Just like Ebay, Twitch has a lot of size attributed to non-external swift symbols in binaries. However, Twitch also has a very large main app binary. More than half of it is the LINKEDIT segment containing the symbol table. Since this binary isn’t a dynamic framework, we can be more aggressive with symbol stripping and even remove the global symbols.
Slack could also greatly benefit from stripping Swift symbols. They have almost 10mb of images, but could drop 3mb by using some image compression techniques or new files formats such as HEIC.
An unnamed (for legal reasons) vacation rental app shows a new kind of breakdown, 18% of the app is debugging symbols in .bcsymbolmap files. These are basically dSYMs for bitcode, so they should not be shipped to users in the final product. Taking a closer look shows the files belong to TwilioChatClient.framework which is a binary SDK distributed here. The final step of their documentation instructs users to run a shell script that deletes all bcsymbolmap files for release builds. The documentation says this step isn’t needed to be done manually for CocoaPods integration, but we found if you don’t do this the extra 20mb of files get included in your production app.

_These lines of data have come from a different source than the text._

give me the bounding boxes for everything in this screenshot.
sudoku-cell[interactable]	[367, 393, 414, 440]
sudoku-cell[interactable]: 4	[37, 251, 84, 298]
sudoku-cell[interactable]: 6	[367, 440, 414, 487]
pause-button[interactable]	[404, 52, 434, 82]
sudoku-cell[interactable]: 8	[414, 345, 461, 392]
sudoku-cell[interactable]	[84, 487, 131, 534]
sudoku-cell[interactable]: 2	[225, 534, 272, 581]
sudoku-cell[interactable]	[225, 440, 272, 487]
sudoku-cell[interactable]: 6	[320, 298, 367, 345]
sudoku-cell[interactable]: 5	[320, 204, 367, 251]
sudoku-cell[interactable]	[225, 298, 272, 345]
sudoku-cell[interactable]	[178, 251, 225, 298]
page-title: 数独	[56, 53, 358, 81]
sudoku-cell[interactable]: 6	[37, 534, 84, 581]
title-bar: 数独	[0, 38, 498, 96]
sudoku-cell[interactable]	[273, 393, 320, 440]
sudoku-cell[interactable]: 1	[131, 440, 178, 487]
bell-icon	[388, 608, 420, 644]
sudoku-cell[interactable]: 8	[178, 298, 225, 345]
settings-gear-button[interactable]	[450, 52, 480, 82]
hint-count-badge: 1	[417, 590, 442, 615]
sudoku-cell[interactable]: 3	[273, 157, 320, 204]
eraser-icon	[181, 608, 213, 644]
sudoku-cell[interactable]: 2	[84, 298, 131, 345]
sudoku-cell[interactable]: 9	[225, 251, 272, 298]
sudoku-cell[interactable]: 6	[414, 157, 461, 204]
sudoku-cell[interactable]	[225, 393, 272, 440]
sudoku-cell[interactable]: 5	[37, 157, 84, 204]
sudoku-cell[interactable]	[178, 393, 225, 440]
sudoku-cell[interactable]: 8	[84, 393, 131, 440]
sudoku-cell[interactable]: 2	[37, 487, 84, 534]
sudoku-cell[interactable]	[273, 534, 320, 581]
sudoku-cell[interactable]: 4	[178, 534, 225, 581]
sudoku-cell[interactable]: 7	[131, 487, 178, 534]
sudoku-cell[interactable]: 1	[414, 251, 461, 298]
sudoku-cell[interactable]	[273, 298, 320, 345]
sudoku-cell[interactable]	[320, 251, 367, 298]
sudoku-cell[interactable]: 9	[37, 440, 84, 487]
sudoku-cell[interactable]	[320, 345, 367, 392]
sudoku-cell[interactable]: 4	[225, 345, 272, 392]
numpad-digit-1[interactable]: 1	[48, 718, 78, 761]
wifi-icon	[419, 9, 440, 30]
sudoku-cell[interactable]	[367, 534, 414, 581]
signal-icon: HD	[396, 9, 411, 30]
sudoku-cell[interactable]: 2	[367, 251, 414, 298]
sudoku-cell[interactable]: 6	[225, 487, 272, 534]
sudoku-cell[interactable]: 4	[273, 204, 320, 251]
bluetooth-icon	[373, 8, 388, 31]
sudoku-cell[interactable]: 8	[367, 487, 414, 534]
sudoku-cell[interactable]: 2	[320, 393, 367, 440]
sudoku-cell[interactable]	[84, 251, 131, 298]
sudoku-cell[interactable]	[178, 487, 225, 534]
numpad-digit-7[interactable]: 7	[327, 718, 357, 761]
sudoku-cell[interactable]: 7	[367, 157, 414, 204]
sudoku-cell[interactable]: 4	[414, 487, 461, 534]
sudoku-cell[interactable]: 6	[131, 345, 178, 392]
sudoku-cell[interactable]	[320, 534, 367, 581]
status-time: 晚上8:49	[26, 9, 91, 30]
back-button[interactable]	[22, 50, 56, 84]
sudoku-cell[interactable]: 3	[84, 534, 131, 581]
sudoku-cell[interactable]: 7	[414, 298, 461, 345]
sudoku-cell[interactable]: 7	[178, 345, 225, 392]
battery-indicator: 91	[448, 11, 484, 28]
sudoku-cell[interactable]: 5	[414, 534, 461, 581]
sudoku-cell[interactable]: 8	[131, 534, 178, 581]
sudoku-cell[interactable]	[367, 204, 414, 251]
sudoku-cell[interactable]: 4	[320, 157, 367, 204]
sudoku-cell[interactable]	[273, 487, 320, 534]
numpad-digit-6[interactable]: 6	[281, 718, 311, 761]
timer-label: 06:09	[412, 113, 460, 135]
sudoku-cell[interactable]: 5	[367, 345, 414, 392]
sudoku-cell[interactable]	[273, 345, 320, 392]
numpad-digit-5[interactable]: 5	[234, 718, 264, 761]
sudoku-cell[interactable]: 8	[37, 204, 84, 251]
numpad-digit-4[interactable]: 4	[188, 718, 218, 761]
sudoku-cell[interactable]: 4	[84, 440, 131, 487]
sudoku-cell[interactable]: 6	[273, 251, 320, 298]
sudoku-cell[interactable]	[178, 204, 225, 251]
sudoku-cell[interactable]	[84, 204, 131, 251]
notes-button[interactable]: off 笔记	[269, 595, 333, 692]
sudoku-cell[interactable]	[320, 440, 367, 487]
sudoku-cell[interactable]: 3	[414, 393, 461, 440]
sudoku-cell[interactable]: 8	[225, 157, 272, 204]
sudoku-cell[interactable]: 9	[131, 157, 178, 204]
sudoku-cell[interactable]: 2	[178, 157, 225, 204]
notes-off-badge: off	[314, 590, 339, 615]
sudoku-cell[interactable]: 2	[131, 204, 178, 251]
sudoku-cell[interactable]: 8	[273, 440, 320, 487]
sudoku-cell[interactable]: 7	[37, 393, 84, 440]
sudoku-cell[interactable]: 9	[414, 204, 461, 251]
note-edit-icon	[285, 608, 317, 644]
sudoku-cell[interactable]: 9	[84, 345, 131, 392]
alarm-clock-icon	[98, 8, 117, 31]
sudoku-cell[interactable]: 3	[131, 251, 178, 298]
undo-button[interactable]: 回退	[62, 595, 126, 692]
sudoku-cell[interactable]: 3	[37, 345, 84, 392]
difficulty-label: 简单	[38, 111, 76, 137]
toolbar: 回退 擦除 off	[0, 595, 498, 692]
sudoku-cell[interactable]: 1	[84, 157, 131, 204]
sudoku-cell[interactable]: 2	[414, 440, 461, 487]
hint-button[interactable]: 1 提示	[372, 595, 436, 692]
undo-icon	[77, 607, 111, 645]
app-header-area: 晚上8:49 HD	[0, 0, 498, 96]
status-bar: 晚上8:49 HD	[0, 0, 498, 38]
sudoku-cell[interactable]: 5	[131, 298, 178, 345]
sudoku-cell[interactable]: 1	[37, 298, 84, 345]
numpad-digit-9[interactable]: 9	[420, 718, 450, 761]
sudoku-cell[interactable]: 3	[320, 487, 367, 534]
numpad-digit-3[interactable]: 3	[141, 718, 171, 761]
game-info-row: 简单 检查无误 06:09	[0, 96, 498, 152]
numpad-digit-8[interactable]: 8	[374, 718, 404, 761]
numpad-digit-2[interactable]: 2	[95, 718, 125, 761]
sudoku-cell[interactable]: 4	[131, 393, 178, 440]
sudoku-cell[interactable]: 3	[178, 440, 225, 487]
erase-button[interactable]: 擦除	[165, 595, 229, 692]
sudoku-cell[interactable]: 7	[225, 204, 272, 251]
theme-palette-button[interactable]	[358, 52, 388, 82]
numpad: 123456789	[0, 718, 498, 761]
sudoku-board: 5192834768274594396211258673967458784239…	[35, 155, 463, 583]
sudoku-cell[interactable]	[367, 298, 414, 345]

The Lyft app has hundreds of duplicate files, the largest consumer of space is a single asset catalog copied 73 times in separate bundles. Another asset catalog that is virtually identical except for the timestamp at which it was created is copied 67 times. Each of these contain nothing but 482 colors (colors can be stored in asset catalogs to simplify management of dark mode). With each one taking ~250kb these quickly eat up 35mb.
And this brings our total to 536mb!
Hopefully these case studies provide insight into common setups that lead to bloated apps and how to easily fix them.
Disclaimer: These apps were analyzed by the Emerge Tools team for educational purposes, they do not represent customers or endorsements.